Each ICER assessment provides the VA with a single score or price benchmark for a particular drug, based upon the clinical evidence and modeled cost-effectiveness. Value, however, is broader than cost and improvements in discrete clinical endpoints. It also includes quality of life, complexity of the regimen, and caregiver burden, attributes that are highly personal, vary widely, and are not amenable to a singular assessment. Moreover, assessments of value and of what is most important to patients differ by disease, by the stage of that disease, and by the personal determinants of those patients. For example, health care needs, preferences, and value of a therapy are likely to be very different for older Korean War veterans than for those from the Vietnam era, or those who fought more recently in the Middle East.

A singular assessment cannot reflect the differing needs among veterans and VA centers in disparate parts of the country. The ICER assessments provide a starting point, but the VA should incorporate additional information from other, more patient-centric approaches to determining value. These include efforts from the National Health Council (Patient-Centered Value Model Rubric), Avalere/FasterCures (Patient Perspective Value Framework), and the Innovation and Value Initiative, Memorial Sloan Kettering (DrugAbacus, which enables individualized assessments based upon user preferences), as well as value assessments by the American Society of Clinical Oncology and the National Comprehensive Cancer Center.

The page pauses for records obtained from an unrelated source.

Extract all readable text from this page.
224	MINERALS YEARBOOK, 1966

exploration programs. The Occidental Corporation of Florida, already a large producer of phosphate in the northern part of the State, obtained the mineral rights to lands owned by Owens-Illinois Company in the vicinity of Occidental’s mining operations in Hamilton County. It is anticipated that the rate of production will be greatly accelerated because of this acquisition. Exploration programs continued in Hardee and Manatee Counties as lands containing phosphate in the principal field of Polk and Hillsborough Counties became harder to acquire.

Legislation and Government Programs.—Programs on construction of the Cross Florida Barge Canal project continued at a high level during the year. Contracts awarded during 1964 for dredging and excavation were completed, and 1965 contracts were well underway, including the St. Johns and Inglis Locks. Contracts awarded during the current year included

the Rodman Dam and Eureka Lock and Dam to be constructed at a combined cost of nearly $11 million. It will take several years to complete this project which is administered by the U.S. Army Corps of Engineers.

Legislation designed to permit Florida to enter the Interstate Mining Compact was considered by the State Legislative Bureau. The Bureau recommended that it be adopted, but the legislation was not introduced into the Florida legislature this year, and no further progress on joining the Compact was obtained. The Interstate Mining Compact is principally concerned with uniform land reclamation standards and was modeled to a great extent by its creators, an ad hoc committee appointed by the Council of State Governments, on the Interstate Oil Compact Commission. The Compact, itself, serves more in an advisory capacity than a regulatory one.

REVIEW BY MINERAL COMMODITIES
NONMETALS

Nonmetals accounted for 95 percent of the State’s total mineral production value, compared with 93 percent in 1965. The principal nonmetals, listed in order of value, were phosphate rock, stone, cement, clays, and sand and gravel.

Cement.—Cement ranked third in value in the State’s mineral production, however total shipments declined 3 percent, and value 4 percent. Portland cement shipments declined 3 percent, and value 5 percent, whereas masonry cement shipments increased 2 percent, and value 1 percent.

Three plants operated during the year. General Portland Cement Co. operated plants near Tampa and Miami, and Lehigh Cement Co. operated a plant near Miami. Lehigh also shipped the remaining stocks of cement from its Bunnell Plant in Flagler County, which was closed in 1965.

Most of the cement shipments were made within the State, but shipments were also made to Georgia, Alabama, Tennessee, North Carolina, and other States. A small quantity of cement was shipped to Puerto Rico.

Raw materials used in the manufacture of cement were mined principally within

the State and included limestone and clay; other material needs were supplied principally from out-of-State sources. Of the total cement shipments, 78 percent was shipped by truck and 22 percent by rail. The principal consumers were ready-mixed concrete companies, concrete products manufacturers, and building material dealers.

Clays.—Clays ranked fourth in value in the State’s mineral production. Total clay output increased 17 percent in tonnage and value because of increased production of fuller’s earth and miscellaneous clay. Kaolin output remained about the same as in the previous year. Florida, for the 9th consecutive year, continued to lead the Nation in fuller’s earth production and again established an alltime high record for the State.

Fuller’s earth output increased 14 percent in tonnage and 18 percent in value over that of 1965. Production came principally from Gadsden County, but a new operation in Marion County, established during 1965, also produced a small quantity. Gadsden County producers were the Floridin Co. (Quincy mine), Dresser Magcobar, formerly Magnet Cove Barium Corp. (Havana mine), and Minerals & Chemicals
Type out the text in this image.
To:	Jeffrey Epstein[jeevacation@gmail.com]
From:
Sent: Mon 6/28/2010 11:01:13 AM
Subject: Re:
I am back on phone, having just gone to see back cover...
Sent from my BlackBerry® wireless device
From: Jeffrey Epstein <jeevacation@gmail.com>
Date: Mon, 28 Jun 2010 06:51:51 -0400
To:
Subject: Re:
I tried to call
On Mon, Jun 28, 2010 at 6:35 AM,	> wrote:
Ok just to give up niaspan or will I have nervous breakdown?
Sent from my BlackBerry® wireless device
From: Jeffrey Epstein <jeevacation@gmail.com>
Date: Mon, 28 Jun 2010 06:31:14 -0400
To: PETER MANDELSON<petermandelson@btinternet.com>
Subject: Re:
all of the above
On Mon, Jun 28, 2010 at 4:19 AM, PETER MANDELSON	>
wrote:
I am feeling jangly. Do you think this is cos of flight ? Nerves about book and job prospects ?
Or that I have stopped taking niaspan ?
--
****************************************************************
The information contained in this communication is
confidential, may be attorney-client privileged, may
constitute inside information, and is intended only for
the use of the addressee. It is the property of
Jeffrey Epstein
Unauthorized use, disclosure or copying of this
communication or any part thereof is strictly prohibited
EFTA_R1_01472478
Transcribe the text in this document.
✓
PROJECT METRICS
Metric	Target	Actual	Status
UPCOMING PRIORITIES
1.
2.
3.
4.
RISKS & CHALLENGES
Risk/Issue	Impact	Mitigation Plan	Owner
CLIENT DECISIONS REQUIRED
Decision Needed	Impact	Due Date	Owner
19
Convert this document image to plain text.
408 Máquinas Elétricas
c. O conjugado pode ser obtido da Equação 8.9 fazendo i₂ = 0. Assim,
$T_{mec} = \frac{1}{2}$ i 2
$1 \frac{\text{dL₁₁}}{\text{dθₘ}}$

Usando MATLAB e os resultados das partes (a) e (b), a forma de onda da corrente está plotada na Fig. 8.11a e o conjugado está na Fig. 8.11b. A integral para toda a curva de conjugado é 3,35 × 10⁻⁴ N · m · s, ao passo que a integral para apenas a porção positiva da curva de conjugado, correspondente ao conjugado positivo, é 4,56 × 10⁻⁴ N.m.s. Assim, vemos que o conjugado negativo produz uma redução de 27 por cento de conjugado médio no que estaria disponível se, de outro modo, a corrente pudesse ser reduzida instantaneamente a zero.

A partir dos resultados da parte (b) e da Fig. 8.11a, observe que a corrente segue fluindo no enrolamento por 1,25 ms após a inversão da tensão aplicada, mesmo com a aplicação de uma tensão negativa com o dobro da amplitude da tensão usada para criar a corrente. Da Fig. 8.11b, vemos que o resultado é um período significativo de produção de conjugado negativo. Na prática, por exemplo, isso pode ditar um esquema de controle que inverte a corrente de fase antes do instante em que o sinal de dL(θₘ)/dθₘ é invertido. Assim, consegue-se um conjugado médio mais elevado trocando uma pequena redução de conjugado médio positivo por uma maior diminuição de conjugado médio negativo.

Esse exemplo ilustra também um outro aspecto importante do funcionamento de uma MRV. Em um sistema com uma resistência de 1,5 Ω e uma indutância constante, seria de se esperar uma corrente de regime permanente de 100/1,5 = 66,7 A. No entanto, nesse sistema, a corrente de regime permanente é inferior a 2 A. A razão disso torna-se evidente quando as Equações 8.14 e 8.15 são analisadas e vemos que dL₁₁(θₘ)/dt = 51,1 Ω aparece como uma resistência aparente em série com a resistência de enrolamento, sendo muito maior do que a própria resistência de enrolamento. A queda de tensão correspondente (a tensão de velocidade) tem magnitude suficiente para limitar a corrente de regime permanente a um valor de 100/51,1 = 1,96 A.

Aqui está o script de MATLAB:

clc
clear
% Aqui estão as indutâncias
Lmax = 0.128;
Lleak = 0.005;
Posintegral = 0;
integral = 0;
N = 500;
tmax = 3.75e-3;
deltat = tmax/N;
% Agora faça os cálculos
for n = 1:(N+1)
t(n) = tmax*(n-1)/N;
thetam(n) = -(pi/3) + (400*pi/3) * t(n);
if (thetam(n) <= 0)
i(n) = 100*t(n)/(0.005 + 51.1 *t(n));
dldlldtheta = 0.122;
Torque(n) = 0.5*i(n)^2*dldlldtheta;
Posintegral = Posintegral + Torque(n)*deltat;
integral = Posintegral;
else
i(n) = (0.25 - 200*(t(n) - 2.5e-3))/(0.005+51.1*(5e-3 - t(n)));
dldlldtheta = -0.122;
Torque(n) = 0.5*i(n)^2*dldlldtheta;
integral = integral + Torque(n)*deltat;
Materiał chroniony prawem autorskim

Consideration 4: Arbitrary Spending Limits On Individual Drugs Is An Incorrect Policy

The ICER approach uses a $915 million budget impact threshold for an individual drug, regardless of whether it addresses the needs of a small population (for example, chronic renal failure) or a large one (for example, diabetes, hypertension, depression). Arbitrary adherence to a spending threshold, even one specific to the VA, could lead to undesirable consequences. A recent study found that dividing up drug spending equally among newly released drugs has no clinical basis, may constrain the use of highly beneficial drugs (for example, hepatitis C therapies), and would not appropriately address aggregate health care spending.

Budget impact concerns may be valid. However, to allow dollars to flow to the most effective treatments, even if the standard of care evolves over time, assessments and policies should be at a disease level instead of at the sector level (hospital care, physician services, drugs, devices, diagnostics). For example, care for individuals with AIDS in the 1980s was hospital-centric and not very effective. Today, spending on this condition has shifted to medications that enable people living with HIV infection to treat it as a chronic condition instead of a death sentence from various opportunistic infections or cancers. By contrast, for patients with severe osteoarthritis of the hip, a reverse resource allocation is appropriate: surgical care in the hospital (joint replacement), instead of spending on chronic opioid pain medications. Arbitrary limits on sector spending or a priori division of the health care spending pie (for example, among hospital care, physician services, imaging, drugs) would neither be economically efficient nor in patients’ best interest.

Looking Forward

Incorporating a variety of drug assessments and information into the VA’s decision process might bring improved care and better outcomes for veterans. However, is the incorporation of the ICER assessments on top of the VA’s long-standing process for drug reviews a means to justify an even more limited and cost-constrained formulary? Or, more positively, might it broaden access to medications deemed valuable? Hopefully, the answer to the former is “no” and the latter, “yes.”

Addressing the considerations in this blog would make the positive outcomes more likely. The VA should proceed with caution.